His estimated net worth sits between £500,000 and £1 million as of 2025–2026. Some sources referencing the value of his Hoof Brocante business as an asset push the figure higher, toward £4 million, but the most consistently cited range is approximately £750,000 to £1 million. His wealth comes from thirty-plus years in the antiques trade, BBC television work, and the ongoing commercial operation of Hoof Brocante.

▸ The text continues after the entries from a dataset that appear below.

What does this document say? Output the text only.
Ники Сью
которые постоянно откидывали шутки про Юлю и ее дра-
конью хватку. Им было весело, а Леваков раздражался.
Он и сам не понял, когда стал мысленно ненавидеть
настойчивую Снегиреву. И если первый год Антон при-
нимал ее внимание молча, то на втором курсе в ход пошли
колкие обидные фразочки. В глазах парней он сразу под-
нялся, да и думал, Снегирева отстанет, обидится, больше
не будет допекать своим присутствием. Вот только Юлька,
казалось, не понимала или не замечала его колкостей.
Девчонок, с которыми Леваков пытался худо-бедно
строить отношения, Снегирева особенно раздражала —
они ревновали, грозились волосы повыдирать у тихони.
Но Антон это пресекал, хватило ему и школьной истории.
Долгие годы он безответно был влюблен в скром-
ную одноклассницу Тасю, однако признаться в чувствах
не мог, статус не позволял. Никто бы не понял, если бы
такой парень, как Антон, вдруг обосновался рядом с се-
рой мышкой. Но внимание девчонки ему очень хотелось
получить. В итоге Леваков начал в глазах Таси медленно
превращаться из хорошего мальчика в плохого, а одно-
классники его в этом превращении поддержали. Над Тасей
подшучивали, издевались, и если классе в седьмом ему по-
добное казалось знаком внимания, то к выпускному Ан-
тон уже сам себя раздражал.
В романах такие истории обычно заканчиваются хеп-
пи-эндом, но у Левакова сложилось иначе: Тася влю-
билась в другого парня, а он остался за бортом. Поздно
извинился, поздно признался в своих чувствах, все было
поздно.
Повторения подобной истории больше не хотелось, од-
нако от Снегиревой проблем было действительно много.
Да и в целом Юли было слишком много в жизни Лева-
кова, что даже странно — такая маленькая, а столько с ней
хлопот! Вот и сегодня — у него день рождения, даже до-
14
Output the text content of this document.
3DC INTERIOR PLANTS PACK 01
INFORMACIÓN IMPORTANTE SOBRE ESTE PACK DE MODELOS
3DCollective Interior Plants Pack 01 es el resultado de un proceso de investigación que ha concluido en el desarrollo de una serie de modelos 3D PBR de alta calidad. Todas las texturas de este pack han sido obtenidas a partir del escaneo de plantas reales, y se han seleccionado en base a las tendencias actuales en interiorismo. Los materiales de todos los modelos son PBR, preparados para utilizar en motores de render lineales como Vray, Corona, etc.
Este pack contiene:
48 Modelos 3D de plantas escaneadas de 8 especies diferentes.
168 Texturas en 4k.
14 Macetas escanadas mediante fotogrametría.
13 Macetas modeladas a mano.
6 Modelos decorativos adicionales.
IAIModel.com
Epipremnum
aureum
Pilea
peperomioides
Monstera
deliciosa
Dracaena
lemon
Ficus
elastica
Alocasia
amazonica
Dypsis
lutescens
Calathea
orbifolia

How did Adrian Higham make his money?
Primarily through buying and selling antiques, a career he has been building since the age of twenty-one. His specialization in French decorative antiques, sourced personally through trips to Normandy and French private markets, gives Hoof Brocante a distinct commercial advantage. BBC television appearance fees from The Bidding Room added to his income, as did antiques fairs and private sales conducted over three decades of trading.
What is Hoof Brocante?
It is Adrian Higham and Tara Franklin’s specialist antique business, located in two former buildings on a disused RAF base on the Romney Marshes, straddling the East Sussex and Kent border. The shop deals in French decorative antiques, vintage furniture, period art, antique textiles and linens, brocante, and selected vintage clothing. It is one of the more distinctive addresses in the British antiques trade.
Who is Adrian Higham’s wife?
His wife is Tara Franklin, a textile and vintage fabric specialist who is also his full business partner at Hoof Brocante. Tara organises the Penshurst Vintage and Antiques Fair and travels to France with Adrian to source stock. She is described as having been a constant source of support throughout his most difficult personal and medical periods, including a nine-month hospital stay.
What happened to Adrian Higham’s first wife?
She passed away in 2003. Adrian has never spoken about this loss in detail publicly, but multiple sources indicate that her death had a profound impact on his life, contributing to the severe weight struggles and health deterioration that followed in subsequent years.